Глаза и уши двух сердец

Александр Михайловъ
Недавно мы с Шурой справили золотую свадьбу. Жизнь прожили непростую, как и всё наше поколение. Государственный каток репрессий дважды прокатился по моей семье. Отец был арестован. Мать ездила хлопотать к М. И. Калинину, тот помог. Отца освободили, но в 1935 году он умер. По наговору репрессировали и деда, сослав его в 1933 году на север. Жила семья в Калинине. Когда началась война, мама пропала, а я с братом матери, взявшим меня на воспитание, поехал в эвакуацию. Долго шли пешком. Затем сели на поезд, доехали до Ярославля. Там дядя, который был преподавателем русского языка и литературы, привёл меня в милицию: вот, мол, пристал ко мне парень, куда его девать? И ушёл. Меня как беспризорника отправили в детский приют-распределитель. Там я перезимовал, а весной подростков 13-14 лет отправили вручную добывать торф. К осени большинство из нас разбежалось. Я тоже удрал. Прибился в Удомлю к тёте Анфисе, маминой сестре. Она вскоре умерла. На похороны приехал её муж (через месяц и сам умер), служивший в Арзамасе-2. Он устроил меня в железнодорожное училище. На железную дорогу принимали только совершеннолетних, а мне по окончании училища было всего шестнадцать. Меня послали на Урал. Целый месяц ехал на товарняке вместе с другой молодёжью. Нас отправили на рудник, где добывали хромовую руду. Небольшой посёлок при руднике строили спецпереселенцы. Здесь я научился премудростям профессии электрика. Сменил ещё несколько специальностей и мест жительства. Закончил техникум. В 1952 году вернулся на родину в Калинин. Родной город встретил чистым небом, но на месте нашего дома стояло новое здание. Я уехал в деревню, где жила мамина сестра. В этой деревне и повстречался со своей «дамой». Она жила через дом. Поженились.

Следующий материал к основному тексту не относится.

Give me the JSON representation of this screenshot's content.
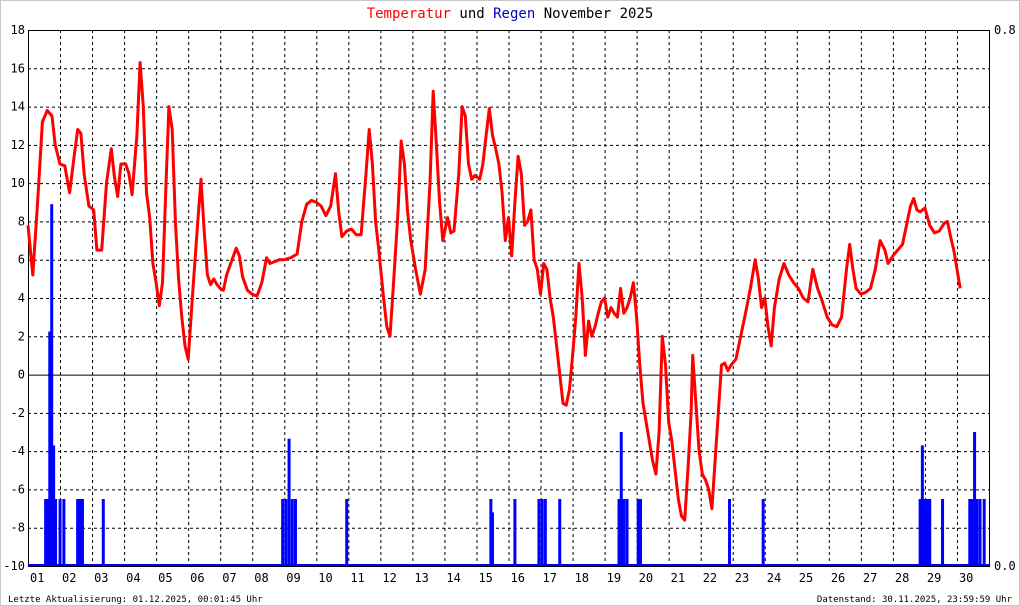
{
  "chart_data": {
    "type": "line",
    "title_parts": [
      {
        "text": "Temperatur",
        "color": "#ff0000"
      },
      {
        "text": "und",
        "color": "#000000"
      },
      {
        "text": "Regen",
        "color": "#0000c0"
      },
      {
        "text": "November 2025",
        "color": "#000000"
      }
    ],
    "y_left": {
      "range": [
        -10,
        18
      ],
      "ticks": [
        "18",
        "16",
        "14",
        "12",
        "10",
        "8",
        "6",
        "4",
        "2",
        "0",
        "-2",
        "-4",
        "-6",
        "-8",
        "-10"
      ]
    },
    "y_right": {
      "range": [
        0,
        0.8
      ],
      "ticks": [
        "0.8",
        "0.0"
      ]
    },
    "x_ticks": [
      "01",
      "02",
      "03",
      "04",
      "05",
      "06",
      "07",
      "08",
      "09",
      "10",
      "11",
      "12",
      "13",
      "14",
      "15",
      "16",
      "17",
      "18",
      "19",
      "20",
      "21",
      "22",
      "23",
      "24",
      "25",
      "26",
      "27",
      "28",
      "29",
      "30"
    ],
    "x_range_days": [
      1,
      31
    ],
    "grid": true,
    "series": [
      {
        "name": "Temperatur",
        "color": "#ff0000",
        "points": [
          [
            1.0,
            7.8
          ],
          [
            1.15,
            5.2
          ],
          [
            1.3,
            9.0
          ],
          [
            1.45,
            13.2
          ],
          [
            1.6,
            13.8
          ],
          [
            1.75,
            13.5
          ],
          [
            1.85,
            12.0
          ],
          [
            2.0,
            11.0
          ],
          [
            2.15,
            10.9
          ],
          [
            2.3,
            9.5
          ],
          [
            2.45,
            11.5
          ],
          [
            2.55,
            12.8
          ],
          [
            2.65,
            12.6
          ],
          [
            2.75,
            10.5
          ],
          [
            2.9,
            8.8
          ],
          [
            3.05,
            8.6
          ],
          [
            3.15,
            6.5
          ],
          [
            3.3,
            6.5
          ],
          [
            3.45,
            10.0
          ],
          [
            3.6,
            11.8
          ],
          [
            3.7,
            10.3
          ],
          [
            3.8,
            9.3
          ],
          [
            3.9,
            11.0
          ],
          [
            4.05,
            11.0
          ],
          [
            4.15,
            10.5
          ],
          [
            4.25,
            9.4
          ],
          [
            4.4,
            12.5
          ],
          [
            4.5,
            16.3
          ],
          [
            4.6,
            14.0
          ],
          [
            4.7,
            9.5
          ],
          [
            4.8,
            8.2
          ],
          [
            4.9,
            5.8
          ],
          [
            5.0,
            4.8
          ],
          [
            5.1,
            3.6
          ],
          [
            5.2,
            4.8
          ],
          [
            5.3,
            9.5
          ],
          [
            5.4,
            14.0
          ],
          [
            5.5,
            12.8
          ],
          [
            5.6,
            8.0
          ],
          [
            5.7,
            5.0
          ],
          [
            5.8,
            3.0
          ],
          [
            5.9,
            1.5
          ],
          [
            6.0,
            0.8
          ],
          [
            6.15,
            4.5
          ],
          [
            6.3,
            8.0
          ],
          [
            6.4,
            10.2
          ],
          [
            6.5,
            7.5
          ],
          [
            6.6,
            5.2
          ],
          [
            6.7,
            4.7
          ],
          [
            6.8,
            5.0
          ],
          [
            6.9,
            4.7
          ],
          [
            7.0,
            4.5
          ],
          [
            7.1,
            4.4
          ],
          [
            7.2,
            5.2
          ],
          [
            7.35,
            5.9
          ],
          [
            7.5,
            6.6
          ],
          [
            7.6,
            6.2
          ],
          [
            7.7,
            5.1
          ],
          [
            7.85,
            4.4
          ],
          [
            8.0,
            4.2
          ],
          [
            8.15,
            4.1
          ],
          [
            8.3,
            4.8
          ],
          [
            8.45,
            6.1
          ],
          [
            8.55,
            5.8
          ],
          [
            8.7,
            5.9
          ],
          [
            8.85,
            6.0
          ],
          [
            9.0,
            6.0
          ],
          [
            9.2,
            6.1
          ],
          [
            9.4,
            6.3
          ],
          [
            9.55,
            8.0
          ],
          [
            9.7,
            8.9
          ],
          [
            9.85,
            9.1
          ],
          [
            10.0,
            9.0
          ],
          [
            10.15,
            8.8
          ],
          [
            10.3,
            8.3
          ],
          [
            10.45,
            8.8
          ],
          [
            10.6,
            10.5
          ],
          [
            10.7,
            8.5
          ],
          [
            10.8,
            7.2
          ],
          [
            10.95,
            7.5
          ],
          [
            11.1,
            7.6
          ],
          [
            11.25,
            7.3
          ],
          [
            11.4,
            7.3
          ],
          [
            11.55,
            10.5
          ],
          [
            11.65,
            12.8
          ],
          [
            11.75,
            11.0
          ],
          [
            11.85,
            8.0
          ],
          [
            11.95,
            6.5
          ],
          [
            12.1,
            4.0
          ],
          [
            12.2,
            2.5
          ],
          [
            12.3,
            2.0
          ],
          [
            12.4,
            4.5
          ],
          [
            12.55,
            8.5
          ],
          [
            12.65,
            12.2
          ],
          [
            12.75,
            11.0
          ],
          [
            12.85,
            8.5
          ],
          [
            12.95,
            7.0
          ],
          [
            13.1,
            5.5
          ],
          [
            13.25,
            4.2
          ],
          [
            13.4,
            5.5
          ],
          [
            13.55,
            10.0
          ],
          [
            13.65,
            14.8
          ],
          [
            13.75,
            12.0
          ],
          [
            13.85,
            9.0
          ],
          [
            13.95,
            7.0
          ],
          [
            14.1,
            8.2
          ],
          [
            14.2,
            7.4
          ],
          [
            14.3,
            7.5
          ],
          [
            14.45,
            10.5
          ],
          [
            14.55,
            14.0
          ],
          [
            14.65,
            13.5
          ],
          [
            14.75,
            11.0
          ],
          [
            14.85,
            10.2
          ],
          [
            14.95,
            10.4
          ],
          [
            15.1,
            10.2
          ],
          [
            15.2,
            11.0
          ],
          [
            15.3,
            12.5
          ],
          [
            15.4,
            13.9
          ],
          [
            15.5,
            12.5
          ],
          [
            15.6,
            11.8
          ],
          [
            15.7,
            11.0
          ],
          [
            15.8,
            9.5
          ],
          [
            15.9,
            7.0
          ],
          [
            16.0,
            8.2
          ],
          [
            16.1,
            6.2
          ],
          [
            16.2,
            9.0
          ],
          [
            16.3,
            11.4
          ],
          [
            16.4,
            10.5
          ],
          [
            16.5,
            7.8
          ],
          [
            16.6,
            8.0
          ],
          [
            16.7,
            8.6
          ],
          [
            16.8,
            6.0
          ],
          [
            16.9,
            5.5
          ],
          [
            17.0,
            4.2
          ],
          [
            17.1,
            5.8
          ],
          [
            17.2,
            5.5
          ],
          [
            17.3,
            4.0
          ],
          [
            17.4,
            3.0
          ],
          [
            17.5,
            1.5
          ],
          [
            17.6,
            0.0
          ],
          [
            17.7,
            -1.5
          ],
          [
            17.8,
            -1.6
          ],
          [
            17.9,
            -0.8
          ],
          [
            18.0,
            1.0
          ],
          [
            18.1,
            3.0
          ],
          [
            18.2,
            5.8
          ],
          [
            18.3,
            4.0
          ],
          [
            18.4,
            1.0
          ],
          [
            18.5,
            2.8
          ],
          [
            18.6,
            2.0
          ],
          [
            18.7,
            2.5
          ],
          [
            18.8,
            3.2
          ],
          [
            18.9,
            3.8
          ],
          [
            19.0,
            4.0
          ],
          [
            19.1,
            3.0
          ],
          [
            19.2,
            3.5
          ],
          [
            19.3,
            3.2
          ],
          [
            19.4,
            3.0
          ],
          [
            19.5,
            4.5
          ],
          [
            19.6,
            3.2
          ],
          [
            19.7,
            3.5
          ],
          [
            19.8,
            4.0
          ],
          [
            19.9,
            4.8
          ],
          [
            20.0,
            3.0
          ],
          [
            20.1,
            0.5
          ],
          [
            20.2,
            -1.5
          ],
          [
            20.3,
            -2.5
          ],
          [
            20.4,
            -3.5
          ],
          [
            20.5,
            -4.5
          ],
          [
            20.6,
            -5.2
          ],
          [
            20.7,
            -3.0
          ],
          [
            20.8,
            2.0
          ],
          [
            20.9,
            0.5
          ],
          [
            21.0,
            -2.5
          ],
          [
            21.1,
            -3.5
          ],
          [
            21.2,
            -5.0
          ],
          [
            21.3,
            -6.5
          ],
          [
            21.4,
            -7.4
          ],
          [
            21.5,
            -7.6
          ],
          [
            21.6,
            -5.0
          ],
          [
            21.7,
            -2.0
          ],
          [
            21.75,
            1.0
          ],
          [
            21.85,
            -1.5
          ],
          [
            21.95,
            -4.0
          ],
          [
            22.05,
            -5.2
          ],
          [
            22.15,
            -5.5
          ],
          [
            22.25,
            -6.0
          ],
          [
            22.35,
            -7.0
          ],
          [
            22.45,
            -4.5
          ],
          [
            22.55,
            -2.0
          ],
          [
            22.65,
            0.5
          ],
          [
            22.75,
            0.6
          ],
          [
            22.85,
            0.2
          ],
          [
            22.95,
            0.5
          ],
          [
            23.1,
            0.8
          ],
          [
            23.25,
            2.0
          ],
          [
            23.4,
            3.2
          ],
          [
            23.55,
            4.5
          ],
          [
            23.7,
            6.0
          ],
          [
            23.8,
            5.0
          ],
          [
            23.9,
            3.5
          ],
          [
            24.0,
            4.0
          ],
          [
            24.1,
            2.5
          ],
          [
            24.2,
            1.5
          ],
          [
            24.3,
            3.5
          ],
          [
            24.45,
            5.0
          ],
          [
            24.6,
            5.8
          ],
          [
            24.75,
            5.2
          ],
          [
            24.9,
            4.8
          ],
          [
            25.05,
            4.5
          ],
          [
            25.2,
            4.0
          ],
          [
            25.35,
            3.8
          ],
          [
            25.5,
            5.5
          ],
          [
            25.65,
            4.5
          ],
          [
            25.8,
            3.8
          ],
          [
            25.95,
            3.0
          ],
          [
            26.1,
            2.6
          ],
          [
            26.25,
            2.5
          ],
          [
            26.4,
            3.0
          ],
          [
            26.55,
            5.5
          ],
          [
            26.65,
            6.8
          ],
          [
            26.75,
            5.5
          ],
          [
            26.85,
            4.5
          ],
          [
            27.0,
            4.2
          ],
          [
            27.15,
            4.3
          ],
          [
            27.3,
            4.5
          ],
          [
            27.45,
            5.5
          ],
          [
            27.6,
            7.0
          ],
          [
            27.75,
            6.5
          ],
          [
            27.85,
            5.8
          ],
          [
            28.0,
            6.2
          ],
          [
            28.15,
            6.5
          ],
          [
            28.3,
            6.8
          ],
          [
            28.45,
            8.0
          ],
          [
            28.55,
            8.8
          ],
          [
            28.65,
            9.2
          ],
          [
            28.75,
            8.6
          ],
          [
            28.85,
            8.5
          ],
          [
            29.0,
            8.7
          ],
          [
            29.15,
            7.8
          ],
          [
            29.3,
            7.4
          ],
          [
            29.45,
            7.5
          ],
          [
            29.6,
            7.9
          ],
          [
            29.7,
            8.0
          ],
          [
            29.8,
            7.2
          ],
          [
            29.9,
            6.5
          ],
          [
            30.0,
            5.5
          ],
          [
            30.1,
            4.5
          ]
        ]
      },
      {
        "name": "Regen",
        "color": "#0000ff",
        "bars": [
          [
            1.55,
            0.1
          ],
          [
            1.62,
            0.1
          ],
          [
            1.68,
            0.35
          ],
          [
            1.74,
            0.54
          ],
          [
            1.8,
            0.18
          ],
          [
            1.86,
            0.1
          ],
          [
            2.0,
            0.1
          ],
          [
            2.12,
            0.1
          ],
          [
            2.55,
            0.1
          ],
          [
            2.62,
            0.1
          ],
          [
            2.7,
            0.1
          ],
          [
            3.35,
            0.1
          ],
          [
            8.95,
            0.1
          ],
          [
            9.05,
            0.1
          ],
          [
            9.15,
            0.19
          ],
          [
            9.25,
            0.1
          ],
          [
            9.35,
            0.1
          ],
          [
            10.95,
            0.1
          ],
          [
            15.45,
            0.1
          ],
          [
            15.5,
            0.08
          ],
          [
            16.2,
            0.1
          ],
          [
            16.95,
            0.1
          ],
          [
            17.05,
            0.1
          ],
          [
            17.15,
            0.1
          ],
          [
            17.6,
            0.1
          ],
          [
            19.45,
            0.1
          ],
          [
            19.52,
            0.2
          ],
          [
            19.6,
            0.1
          ],
          [
            19.7,
            0.1
          ],
          [
            20.05,
            0.1
          ],
          [
            20.12,
            0.1
          ],
          [
            22.9,
            0.1
          ],
          [
            23.95,
            0.1
          ],
          [
            28.85,
            0.1
          ],
          [
            28.92,
            0.18
          ],
          [
            29.0,
            0.1
          ],
          [
            29.08,
            0.1
          ],
          [
            29.15,
            0.1
          ],
          [
            29.55,
            0.1
          ],
          [
            30.4,
            0.1
          ],
          [
            30.48,
            0.1
          ],
          [
            30.55,
            0.2
          ],
          [
            30.62,
            0.1
          ],
          [
            30.72,
            0.1
          ],
          [
            30.85,
            0.1
          ]
        ]
      }
    ]
  },
  "footer": {
    "left": "Letzte Aktualisierung: 01.12.2025, 00:01:45 Uhr",
    "right": "Datenstand: 30.11.2025, 23:59:59 Uhr"
  }
}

Шуре досталось в детстве не меньше моего. Отца убили на фронте. Осиротело пятеро детей, Шура старшая. Когда ей было тринадцать, послали работать на лесоповал. Там её чуть не раздавило. Потом в колхозе пахала на себе, обвязавшись верёвками. Когда исполнилось пятнадцать, направили на торфоразработки... Где только ещё не трудилась...
Я был главным энергетиком, когда попал в больницу с острым приступом глаукомы. Пролежал несколько месяцев. Сделали операцию. Зрение упало до 20 процентов. Ещё семь лет я продолжал работать, но зрение доставляло всё больше хлопот. Ведь работа с чертежами, документацией. Постепенно зрение угасло совсем, осталась только пелена перед глазами и какое-то шевеление, если смотреть на свет. Мне дали вторую группу. Год посидел дома, а потом научился собирать патрончики для люминесцентных ламп, но работа показалась слишком примитивной...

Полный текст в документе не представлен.